A Mechanical Room of Its Own

Before the start-up of a 20,000-square-foot mechanical room, the Myriad Convention Center in Oklahoma City, Okla., received its heating and air-conditioning supply from an outside power-generation provider. Now, the 29-year-old convention center finally has a physical plant of its own.

By Staff February 1, 2001

Before the start-up of a 20,000-square-foot mechanical room, the Myriad Convention Center in Oklahoma City, Okla., received its heating and air-conditioning supply from an outside power-generation provider. Now, the 29-year-old convention center finally has a physical plant of its own. Not only can it generate its own heating and air conditioning, but it can also share these services with a sports arena across the street, home of the Central Hockey League’s Oklahoma City Blazers.

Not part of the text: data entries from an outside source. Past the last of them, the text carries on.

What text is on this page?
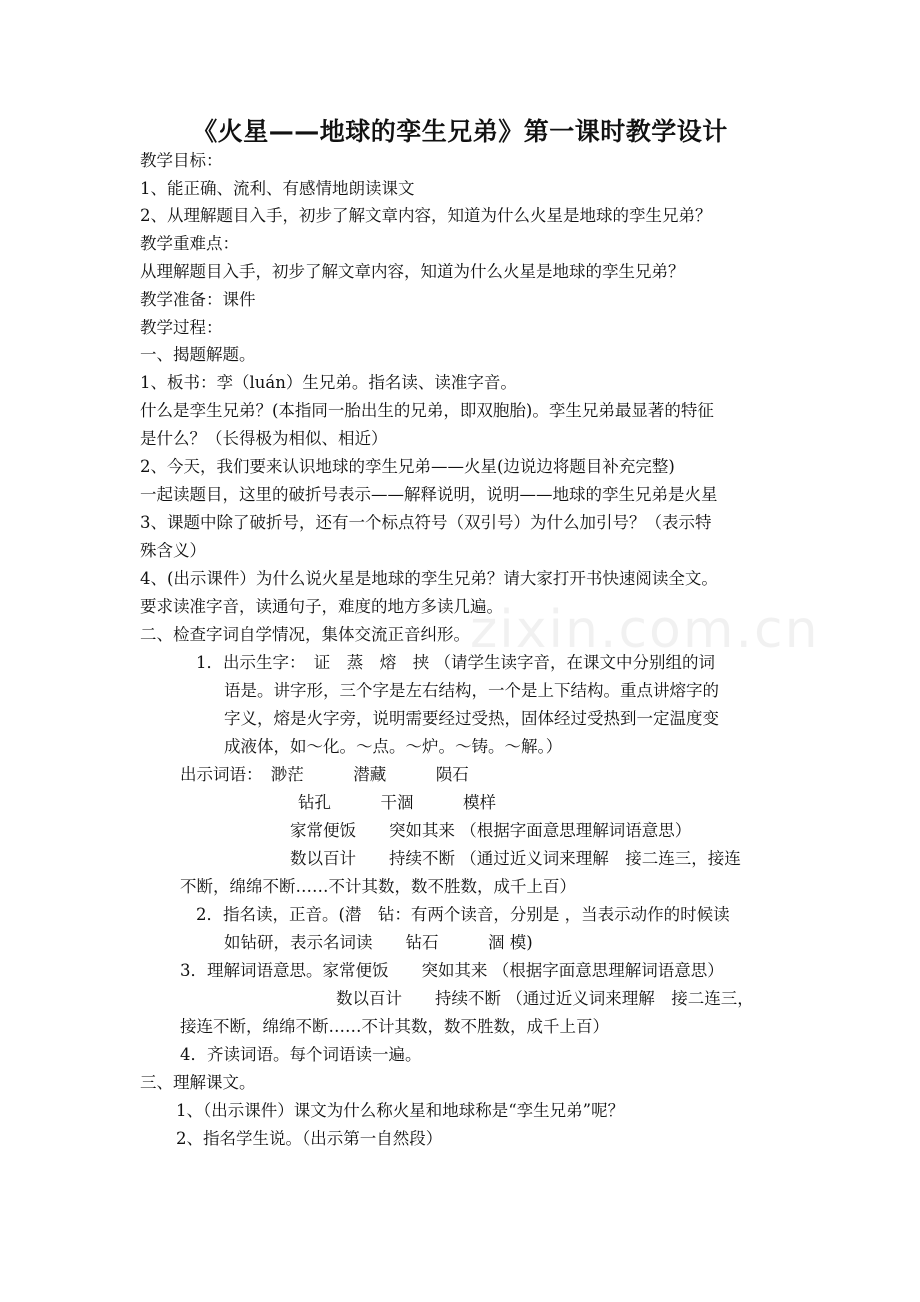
《火星——地球的孪生兄弟》第一课时教学设计
教学目标：
1、能正确、流利、有感情地朗读课文
2、从理解题目入手，初步了解文章内容，知道为什么火星是地球的孪生兄弟？
教学重难点：
从理解题目入手，初步了解文章内容，知道为什么火星是地球的孪生兄弟？
教学准备：课件
教学过程：
一、揭题解题。
1、板书：孪（luán）生兄弟。指名读、读准字音。
什么是孪生兄弟？(本指同一胎出生的兄弟，即双胞胎)。孪生兄弟最显著的特征
是什么？（长得极为相似、相近）
2、今天，我们要来认识地球的孪生兄弟——火星(边说边将题目补充完整)
一起读题目，这里的破折号表示——解释说明，说明——地球的孪生兄弟是火星
3、课题中除了破折号，还有一个标点符号（双引号）为什么加引号？（表示特
殊含义）
4、(出示课件）为什么说火星是地球的孪生兄弟？请大家打开书快速阅读全文。
要求读准字音，读通句子，难度的地方多读几遍。
二、检查字词自学情况，集体交流正音纠形。
1．出示生字：　证　蒸　熔　挟 （请学生读字音，在课文中分别组的词
语是。讲字形，三个字是左右结构，一个是上下结构。重点讲熔字的
字义，熔是火字旁，说明需要经过受热，固体经过受热到一定温度变
成液体，如～化。～点。～炉。～铸。～解。）
出示词语：　渺茫　　　潜藏　　　陨石
钻孔　　　干涸　　　模样
家常便饭　　突如其来 （根据字面意思理解词语意思）
数以百计　　持续不断 （通过近义词来理解　接二连三，接连
不断，绵绵不断……不计其数，数不胜数，成千上百）
2．指名读，正音。(潜　钻：有两个读音，分别是 ，当表示动作的时候读
如钻研，表示名词读　　钻石　　　涸 模)
3．理解词语意思。家常便饭　　突如其来 （根据字面意思理解词语意思）
数以百计　　持续不断 （通过近义词来理解　接二连三，
接连不断，绵绵不断……不计其数，数不胜数，成千上百）
4．齐读词语。每个词语读一遍。
三、理解课文。
1、（出示课件）课文为什么称火星和地球称是“孪生兄弟”呢？
2、指名学生说。（出示第一自然段）
zixin.com.cn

For heat and hot water, the new mechanical room is equipped with four steel firetube hot-water boilers, each operating at a capacity of 16,730 MBtuh. Water circulation is handled within a closed-loop system by 12 large horizontal split-case pumps, four end-suction pumps, eight expansion tanks and various suction diffusers, air separators and multipurpose valves.

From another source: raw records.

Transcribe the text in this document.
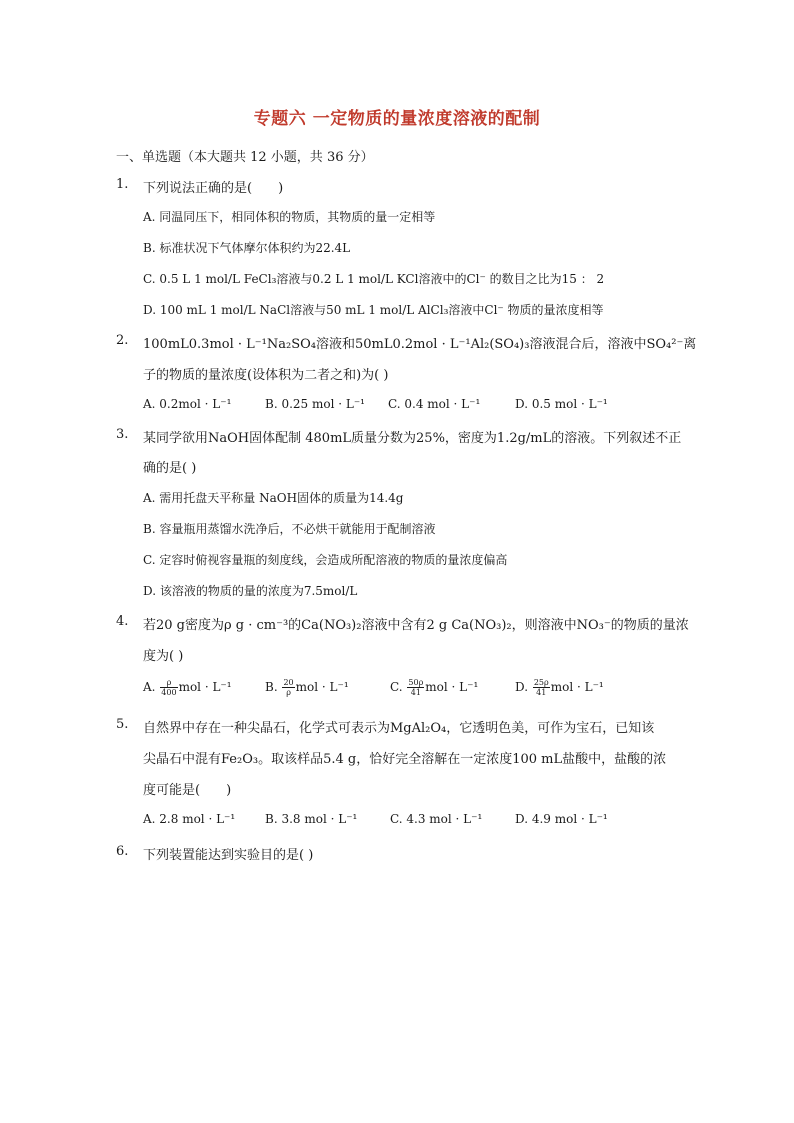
专题六 一定物质的量浓度溶液的配制
一、单选题（本大题共 12 小题，共 36 分）
1. 下列说法正确的是(　　)
A. 同温同压下，相同体积的物质，其物质的量一定相等
B. 标准状况下气体摩尔体积约为22.4L
C. 0.5 L 1 mol/L FeCl₃溶液与0.2 L 1 mol/L KCl溶液中的Cl⁻ 的数目之比为15 ： 2
D. 100 mL 1 mol/L NaCl溶液与50 mL 1 mol/L AlCl₃溶液中Cl⁻ 物质的量浓度相等
2. 100mL0.3mol · L⁻¹Na₂SO₄溶液和50mL0.2mol · L⁻¹Al₂(SO₄)₃溶液混合后，溶液中SO₄²⁻离
子的物质的量浓度(设体积为二者之和)为( )
A. 0.2mol · L⁻¹	B. 0.25 mol · L⁻¹ C. 0.4 mol · L⁻¹	D. 0.5 mol · L⁻¹
3. 某同学欲用NaOH固体配制 480mL质量分数为25%，密度为1.2g/mL的溶液。下列叙述不正
确的是( )
A. 需用托盘天平称量 NaOH固体的质量为14.4g
B. 容量瓶用蒸馏水洗净后，不必烘干就能用于配制溶液
C. 定容时俯视容量瓶的刻度线，会造成所配溶液的物质的量浓度偏高
D. 该溶液的物质的量的浓度为7.5mol/L
4. 若20 g密度为ρ g · cm⁻³的Ca(NO₃)₂溶液中含有2 g Ca(NO₃)₂，则溶液中NO₃⁻的物质的量浓
度为( )
A. $\frac{\rho}{400}$ mol · L⁻¹	B. $\frac{20}{\rho}$ mol · L⁻¹	C. $\frac{50\rho}{41}$ mol · L⁻¹	D. $\frac{25\rho}{41}$ mol · L⁻¹
5. 自然界中存在一种尖晶石，化学式可表示为MgAl₂O₄，它透明色美，可作为宝石，已知该
尖晶石中混有Fe₂O₃。取该样品5.4 g，恰好完全溶解在一定浓度100 mL盐酸中，盐酸的浓
度可能是(　　)
A. 2.8 mol · L⁻¹ B. 3.8 mol · L⁻¹	C. 4.3 mol · L⁻¹	D. 4.9 mol · L⁻¹
6. 下列装置能达到实验目的是( )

Four 1,350-ton-capacity centrifugal chillers and a 20-foot tall condensing water-storage tank provide air conditioning and ice making for the arena’s ice rink. In addition, the system includes four 4,050-gpm cooling towers.

All of the new equipment is centrally controlled by an energy-management system that runs on Windows NT software and can be operated from a remote workstation PC or laptop computer. According to William Novak, chief engineer at the convention center, the system can page him to report the exact nature of equipment problems.